Their names may sound like those of two generic index funds, but the two new ETFs from Barclays Global Investors'
iShares unit are anything but that. iShares Active Equity Fund
and the iShares Active Fixed Income Fund
are the latest two offerings from the San Francisco-based market share leader in exchange-traded funds. Each of the two will be actively managed.
BGI iShares filed
on May 4 with the SEC to register the funds (see filing
). Because of the uniqueness of the filing -- each ETF is examined independently -- it is not clear how long the SEC will take to approve the registration.
A BGI iShares executive involved in the filing suggested that the actual launch of the ETFs may be a long way off and that it is not imminent.
The filing did not list projected expense ratios but it did reveal that Barclays Global Fund Advisors
will serve as the advisor to the two ETFs and SEI Investments Distribution Co.
is the distributor.
In an interview with the MFWire.com
last week, Noel Archard
, managing director and head of product research and development, said that iShares has a strong partner in its still-sister asset management firm Barclays Global Investors and that BGI is its first stop in seeking subadvisors.
He did not rule out the use of third-party subadvisors once the sale of the iShares unit is complete.
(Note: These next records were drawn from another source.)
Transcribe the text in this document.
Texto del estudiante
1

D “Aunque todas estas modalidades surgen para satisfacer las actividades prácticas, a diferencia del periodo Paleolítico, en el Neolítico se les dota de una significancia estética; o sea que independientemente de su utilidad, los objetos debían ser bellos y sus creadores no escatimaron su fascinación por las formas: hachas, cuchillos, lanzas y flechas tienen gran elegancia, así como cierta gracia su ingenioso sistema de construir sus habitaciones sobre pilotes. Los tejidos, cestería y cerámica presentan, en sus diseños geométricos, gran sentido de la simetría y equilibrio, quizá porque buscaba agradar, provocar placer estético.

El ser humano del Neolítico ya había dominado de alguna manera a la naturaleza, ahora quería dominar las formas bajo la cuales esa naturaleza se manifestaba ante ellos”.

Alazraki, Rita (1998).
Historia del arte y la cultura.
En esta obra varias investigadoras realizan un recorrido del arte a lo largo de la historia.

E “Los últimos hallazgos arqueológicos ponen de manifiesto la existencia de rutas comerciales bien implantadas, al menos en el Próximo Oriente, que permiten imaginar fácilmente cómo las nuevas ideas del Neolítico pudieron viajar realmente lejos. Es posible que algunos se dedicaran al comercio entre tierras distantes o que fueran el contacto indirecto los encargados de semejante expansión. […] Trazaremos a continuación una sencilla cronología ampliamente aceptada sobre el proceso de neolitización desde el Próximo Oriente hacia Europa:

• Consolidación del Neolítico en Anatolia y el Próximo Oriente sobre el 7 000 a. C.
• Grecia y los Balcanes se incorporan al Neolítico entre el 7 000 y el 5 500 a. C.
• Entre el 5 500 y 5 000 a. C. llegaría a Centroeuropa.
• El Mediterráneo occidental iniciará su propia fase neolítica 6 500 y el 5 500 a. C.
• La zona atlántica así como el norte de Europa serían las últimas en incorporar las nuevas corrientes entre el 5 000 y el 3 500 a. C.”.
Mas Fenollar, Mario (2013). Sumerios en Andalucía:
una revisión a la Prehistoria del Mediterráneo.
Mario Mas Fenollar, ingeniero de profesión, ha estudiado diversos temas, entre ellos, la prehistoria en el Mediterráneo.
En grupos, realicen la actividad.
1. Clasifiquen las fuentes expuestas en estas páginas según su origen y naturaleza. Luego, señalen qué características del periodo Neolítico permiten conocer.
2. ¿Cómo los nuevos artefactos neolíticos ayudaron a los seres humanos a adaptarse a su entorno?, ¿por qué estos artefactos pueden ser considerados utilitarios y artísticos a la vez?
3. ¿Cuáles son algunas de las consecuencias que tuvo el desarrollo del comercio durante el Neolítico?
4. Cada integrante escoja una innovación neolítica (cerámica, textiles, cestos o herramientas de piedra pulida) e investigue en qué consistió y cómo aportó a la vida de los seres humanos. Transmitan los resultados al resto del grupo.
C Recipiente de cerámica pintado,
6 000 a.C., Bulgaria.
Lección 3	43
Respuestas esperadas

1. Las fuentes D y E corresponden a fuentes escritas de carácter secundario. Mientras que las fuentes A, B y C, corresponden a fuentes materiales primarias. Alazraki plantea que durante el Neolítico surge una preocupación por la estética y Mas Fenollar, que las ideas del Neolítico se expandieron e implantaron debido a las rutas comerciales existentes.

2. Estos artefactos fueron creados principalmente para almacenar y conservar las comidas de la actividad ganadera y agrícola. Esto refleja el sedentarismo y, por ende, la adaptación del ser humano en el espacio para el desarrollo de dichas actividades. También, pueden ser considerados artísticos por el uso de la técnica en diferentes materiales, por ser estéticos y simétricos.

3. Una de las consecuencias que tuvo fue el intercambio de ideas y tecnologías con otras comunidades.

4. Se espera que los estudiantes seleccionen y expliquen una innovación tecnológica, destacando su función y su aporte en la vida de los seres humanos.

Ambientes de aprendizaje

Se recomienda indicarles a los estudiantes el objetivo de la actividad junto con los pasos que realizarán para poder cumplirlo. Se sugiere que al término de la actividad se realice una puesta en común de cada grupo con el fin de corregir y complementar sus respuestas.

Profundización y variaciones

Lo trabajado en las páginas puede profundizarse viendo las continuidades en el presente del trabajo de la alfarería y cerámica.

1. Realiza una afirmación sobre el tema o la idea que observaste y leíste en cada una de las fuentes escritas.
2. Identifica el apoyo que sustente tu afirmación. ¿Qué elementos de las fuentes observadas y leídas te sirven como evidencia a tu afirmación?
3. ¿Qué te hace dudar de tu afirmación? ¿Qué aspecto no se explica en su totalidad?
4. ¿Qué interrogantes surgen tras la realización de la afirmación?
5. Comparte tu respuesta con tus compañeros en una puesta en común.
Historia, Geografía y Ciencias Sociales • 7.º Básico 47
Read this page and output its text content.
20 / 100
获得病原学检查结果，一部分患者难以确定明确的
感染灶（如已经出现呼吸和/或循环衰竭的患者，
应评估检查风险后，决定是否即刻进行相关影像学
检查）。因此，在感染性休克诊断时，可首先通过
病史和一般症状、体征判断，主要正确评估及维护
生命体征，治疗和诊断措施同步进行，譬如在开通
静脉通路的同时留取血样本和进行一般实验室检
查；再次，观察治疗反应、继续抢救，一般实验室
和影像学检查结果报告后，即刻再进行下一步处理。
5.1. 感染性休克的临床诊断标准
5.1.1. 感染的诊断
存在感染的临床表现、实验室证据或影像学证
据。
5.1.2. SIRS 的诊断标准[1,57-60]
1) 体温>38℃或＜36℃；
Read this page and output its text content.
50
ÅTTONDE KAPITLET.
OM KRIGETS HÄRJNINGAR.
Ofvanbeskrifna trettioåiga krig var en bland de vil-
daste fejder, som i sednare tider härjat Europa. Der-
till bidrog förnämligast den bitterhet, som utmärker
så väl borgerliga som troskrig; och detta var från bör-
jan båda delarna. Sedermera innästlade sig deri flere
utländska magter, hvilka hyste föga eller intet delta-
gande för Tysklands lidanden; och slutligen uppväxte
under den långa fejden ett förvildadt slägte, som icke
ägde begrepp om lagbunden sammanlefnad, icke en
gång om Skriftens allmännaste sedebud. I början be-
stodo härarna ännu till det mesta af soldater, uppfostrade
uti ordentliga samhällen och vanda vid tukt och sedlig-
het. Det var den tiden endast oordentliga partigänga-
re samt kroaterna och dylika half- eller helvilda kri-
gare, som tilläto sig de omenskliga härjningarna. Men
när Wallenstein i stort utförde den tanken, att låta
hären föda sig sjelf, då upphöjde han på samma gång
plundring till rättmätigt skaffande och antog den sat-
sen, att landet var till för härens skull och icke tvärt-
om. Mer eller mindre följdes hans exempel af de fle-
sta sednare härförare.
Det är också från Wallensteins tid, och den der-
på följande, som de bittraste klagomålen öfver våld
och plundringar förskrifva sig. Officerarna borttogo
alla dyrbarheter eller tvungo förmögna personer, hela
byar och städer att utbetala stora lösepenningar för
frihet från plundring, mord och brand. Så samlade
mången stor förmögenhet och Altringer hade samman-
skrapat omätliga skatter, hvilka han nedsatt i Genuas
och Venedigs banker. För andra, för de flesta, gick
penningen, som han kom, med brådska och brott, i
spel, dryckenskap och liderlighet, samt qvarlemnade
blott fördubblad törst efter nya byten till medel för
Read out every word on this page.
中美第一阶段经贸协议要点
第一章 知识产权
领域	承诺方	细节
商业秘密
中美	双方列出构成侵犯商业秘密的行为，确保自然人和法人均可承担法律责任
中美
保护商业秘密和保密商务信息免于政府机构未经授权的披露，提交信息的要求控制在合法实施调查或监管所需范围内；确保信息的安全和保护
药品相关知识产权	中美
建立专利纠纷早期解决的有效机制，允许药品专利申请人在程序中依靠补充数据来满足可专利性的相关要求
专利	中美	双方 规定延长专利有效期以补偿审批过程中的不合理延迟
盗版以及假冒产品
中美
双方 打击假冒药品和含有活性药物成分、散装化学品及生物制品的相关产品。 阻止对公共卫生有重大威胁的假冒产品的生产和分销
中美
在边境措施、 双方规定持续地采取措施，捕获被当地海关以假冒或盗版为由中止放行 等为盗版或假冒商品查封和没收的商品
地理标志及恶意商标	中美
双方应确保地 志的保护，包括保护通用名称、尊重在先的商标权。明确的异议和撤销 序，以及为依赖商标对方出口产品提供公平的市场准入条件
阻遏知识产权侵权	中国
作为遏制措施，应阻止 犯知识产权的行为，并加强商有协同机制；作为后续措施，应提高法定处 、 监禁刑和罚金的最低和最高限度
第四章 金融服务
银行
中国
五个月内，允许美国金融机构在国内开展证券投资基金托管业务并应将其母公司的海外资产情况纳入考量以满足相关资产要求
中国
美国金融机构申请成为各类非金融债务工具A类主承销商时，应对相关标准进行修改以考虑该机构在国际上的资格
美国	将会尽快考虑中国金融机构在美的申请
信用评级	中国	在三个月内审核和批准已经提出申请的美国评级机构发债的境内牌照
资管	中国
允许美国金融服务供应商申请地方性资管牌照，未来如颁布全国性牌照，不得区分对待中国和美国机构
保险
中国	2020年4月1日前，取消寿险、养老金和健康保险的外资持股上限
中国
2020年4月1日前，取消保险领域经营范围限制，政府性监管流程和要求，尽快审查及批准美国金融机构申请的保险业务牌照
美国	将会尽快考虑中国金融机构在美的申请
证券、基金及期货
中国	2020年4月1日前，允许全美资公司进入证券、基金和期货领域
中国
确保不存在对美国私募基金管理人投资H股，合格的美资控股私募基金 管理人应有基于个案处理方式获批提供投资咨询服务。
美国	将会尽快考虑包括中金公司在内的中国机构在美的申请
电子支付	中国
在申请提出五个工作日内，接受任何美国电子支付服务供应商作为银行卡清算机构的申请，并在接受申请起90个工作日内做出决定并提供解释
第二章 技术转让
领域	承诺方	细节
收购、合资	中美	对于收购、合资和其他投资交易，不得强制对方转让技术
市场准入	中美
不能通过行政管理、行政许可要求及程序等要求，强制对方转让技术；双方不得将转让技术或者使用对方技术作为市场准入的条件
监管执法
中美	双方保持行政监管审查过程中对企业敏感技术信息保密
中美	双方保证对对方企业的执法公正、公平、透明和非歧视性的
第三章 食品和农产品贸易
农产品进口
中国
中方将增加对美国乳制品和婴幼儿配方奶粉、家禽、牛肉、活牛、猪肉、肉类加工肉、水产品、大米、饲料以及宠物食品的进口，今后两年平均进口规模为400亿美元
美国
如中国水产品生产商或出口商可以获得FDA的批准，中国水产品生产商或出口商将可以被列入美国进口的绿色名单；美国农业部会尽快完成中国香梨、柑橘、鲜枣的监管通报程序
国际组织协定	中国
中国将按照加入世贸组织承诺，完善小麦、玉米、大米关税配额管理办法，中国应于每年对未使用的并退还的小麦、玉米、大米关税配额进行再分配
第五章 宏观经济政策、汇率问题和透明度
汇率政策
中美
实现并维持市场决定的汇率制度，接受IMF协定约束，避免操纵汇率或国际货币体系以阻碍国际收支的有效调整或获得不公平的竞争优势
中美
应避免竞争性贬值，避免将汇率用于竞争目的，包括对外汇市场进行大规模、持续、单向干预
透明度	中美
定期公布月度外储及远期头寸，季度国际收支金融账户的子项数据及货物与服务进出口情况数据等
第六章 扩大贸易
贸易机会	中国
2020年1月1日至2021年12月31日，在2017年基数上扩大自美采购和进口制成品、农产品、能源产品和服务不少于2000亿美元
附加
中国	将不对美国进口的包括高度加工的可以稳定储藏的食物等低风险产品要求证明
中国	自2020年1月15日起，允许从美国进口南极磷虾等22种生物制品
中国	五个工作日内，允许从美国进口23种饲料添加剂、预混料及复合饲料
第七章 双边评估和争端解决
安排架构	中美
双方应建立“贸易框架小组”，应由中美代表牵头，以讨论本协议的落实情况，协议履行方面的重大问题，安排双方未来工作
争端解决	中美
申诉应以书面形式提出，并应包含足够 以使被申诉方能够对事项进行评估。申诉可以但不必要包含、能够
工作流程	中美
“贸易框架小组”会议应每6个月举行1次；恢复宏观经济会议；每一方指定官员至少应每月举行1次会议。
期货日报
Last month, Barclays unveiled a plan to sell iShares to Blue Sparkle
, a limited partnership formed by private equity firm CVC Capital Partners for $4.4 billion (see MFWire
4/09/09). Barclays is soliciting other bids until mid-June.
Archard downplayed the strategic importance of active ETFs, but he did explain some of their potential benefits to investors. One key advantage over actively-managed, open-end funds would be tax efficiency, he said. That efficiency is best seen cases in which an investor moves shares between broker-dealers. ETFs have the portability of regular shares while some funds would have to be sold and re-bought as a part of the transfer.
"The unsung attribute of the ETF is the portability," said Archard.
He also pointed to the potential liquidity created by the create and redeem feature used in the share creation for ETFs.
One aspect of active management that iShares is not exploiting with the new ETFs is using branding to sell shares. Neither fund has a catchy name and iShares is not leveraging "star power" from famous subadvisors. That decision fits with the iShares culture though.
Archard explained that active ETFs from iShares will mesh with the firm's broader culture and will not be created just for the sake of creating active ETFs.
"It has to be true to the iShares DNA at the end of the day," he confided.